Quote from PRICHARILLAisMISSED
Hi guys. I hate to intrude on the APRN thread, (I'm still a just a Pre req Nursing student) but after reading this thread I have a question. Can anyone tell me of any good websites that can tell me things like which states allow how much autonomy for APRN's? (Please don't suggest me checking all 50 state's BON websites...) I'm really exited that NY is introducing a Bill (though the AMA has a lot of lobbying money, so NP's aren't out of the woods yet) like this, as I'm from Brooklyn myself and this could provide the push for me to someday "go back home!"

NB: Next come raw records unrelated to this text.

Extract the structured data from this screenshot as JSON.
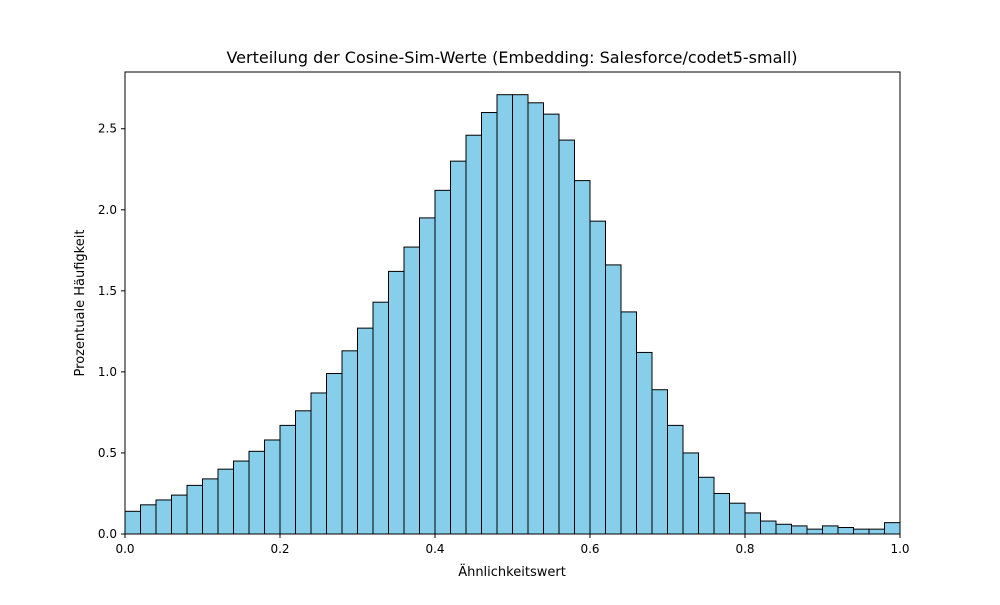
{
  "chart_data": {
    "type": "bar",
    "title": "Verteilung der Cosine-Sim-Werte (Embedding: Salesforce/codet5-small)",
    "xlabel": "Ähnlichkeitswert",
    "ylabel": "Prozentuale Häufigkeit",
    "xlim": [
      0.0,
      1.0
    ],
    "ylim": [
      0.0,
      2.85
    ],
    "grid": false,
    "bar_color": "#87CEEB",
    "edge_color": "#000000",
    "x_ticks": [
      "0.0",
      "0.2",
      "0.4",
      "0.6",
      "0.8",
      "1.0"
    ],
    "y_ticks": [
      "0.0",
      "0.5",
      "1.0",
      "1.5",
      "2.0",
      "2.5"
    ],
    "bin_edges": [
      0.0,
      0.02,
      0.04,
      0.06,
      0.08,
      0.1,
      0.12,
      0.14,
      0.16,
      0.18,
      0.2,
      0.22,
      0.24,
      0.26,
      0.28,
      0.3,
      0.32,
      0.34,
      0.36,
      0.38,
      0.4,
      0.42,
      0.44,
      0.46,
      0.48,
      0.5,
      0.52,
      0.54,
      0.56,
      0.58,
      0.6,
      0.62,
      0.64,
      0.66,
      0.68,
      0.7,
      0.72,
      0.74,
      0.76,
      0.78,
      0.8,
      0.82,
      0.84,
      0.86,
      0.88,
      0.9,
      0.92,
      0.94,
      0.96,
      0.98,
      1.0
    ],
    "values": [
      0.14,
      0.18,
      0.21,
      0.24,
      0.3,
      0.34,
      0.4,
      0.45,
      0.51,
      0.58,
      0.67,
      0.76,
      0.87,
      0.99,
      1.13,
      1.27,
      1.43,
      1.62,
      1.77,
      1.95,
      2.12,
      2.3,
      2.46,
      2.6,
      2.71,
      2.71,
      2.66,
      2.59,
      2.43,
      2.18,
      1.93,
      1.66,
      1.37,
      1.12,
      0.89,
      0.67,
      0.5,
      0.35,
      0.25,
      0.19,
      0.13,
      0.08,
      0.06,
      0.05,
      0.03,
      0.05,
      0.04,
      0.03,
      0.03,
      0.07
    ]
  }
}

Also, what do you guys think about the mandatory 3 years and 3600 hours experience requirement? I'm currently an HVAC tech, and fresh out of school it did help to ride with a more seasoned tech for a summer before going out on my own...Not saying HVAC is as complicated as the human body lol, but the analogy is sound-to me anyway. Do you think it is necessary? from my angle I don't see how it could hurt, but again, I'm not an NP so it isn't my place to say.

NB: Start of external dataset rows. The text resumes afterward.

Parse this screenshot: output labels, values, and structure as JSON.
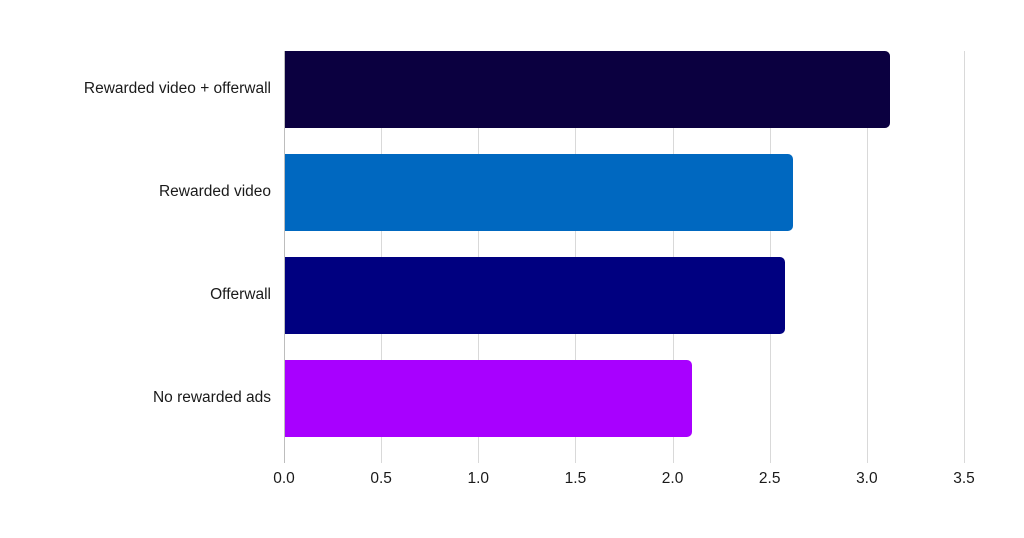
{
  "chart_data": {
    "type": "bar",
    "orientation": "horizontal",
    "title": "",
    "xlabel": "",
    "ylabel": "",
    "categories": [
      "Rewarded video + offerwall",
      "Rewarded video",
      "Offerwall",
      "No rewarded ads"
    ],
    "values": [
      3.12,
      2.62,
      2.58,
      2.1
    ],
    "colors": [
      "#0b0040",
      "#0068c0",
      "#000080",
      "#a800ff"
    ],
    "xlim": [
      0,
      3.5
    ],
    "xticks": [
      "0.0",
      "0.5",
      "1.0",
      "1.5",
      "2.0",
      "2.5",
      "3.0",
      "3.5"
    ],
    "grid": true,
    "legend": false
  }
}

AANP has the most current map of NP practice environments across the 50 states. The green states have autonomous NP practice, the yellow states require written collaborative agreements with physicians, the red states require protocols that outline either delegation of advanced practice roles to an NP by physicians or supervision by a physician. The site also has quick links to state by state summary and quick access to the specific state's nurse practice act. Follow this link
NCSBN also has a similar map in their website's campaign for licensure and regulatory consensus among all the member BON's in the 50 states. Their map breaks down the practice environment for all APRN's (NP, CNS, CNM, CRNA) and distinguishes states with independent practice but not independent prescribing with those with full independent practice including independent prescribing. Follow this link
I also like the idea of having 3600 hours of practice prior to gaining independence. New NP's regardless of years of RN experience come out as novices. A supportive and mentoring relationship from an experienced provider makes a difference in role transition to a confident provider. The bill is calling for a physician to fill the role during that transition period.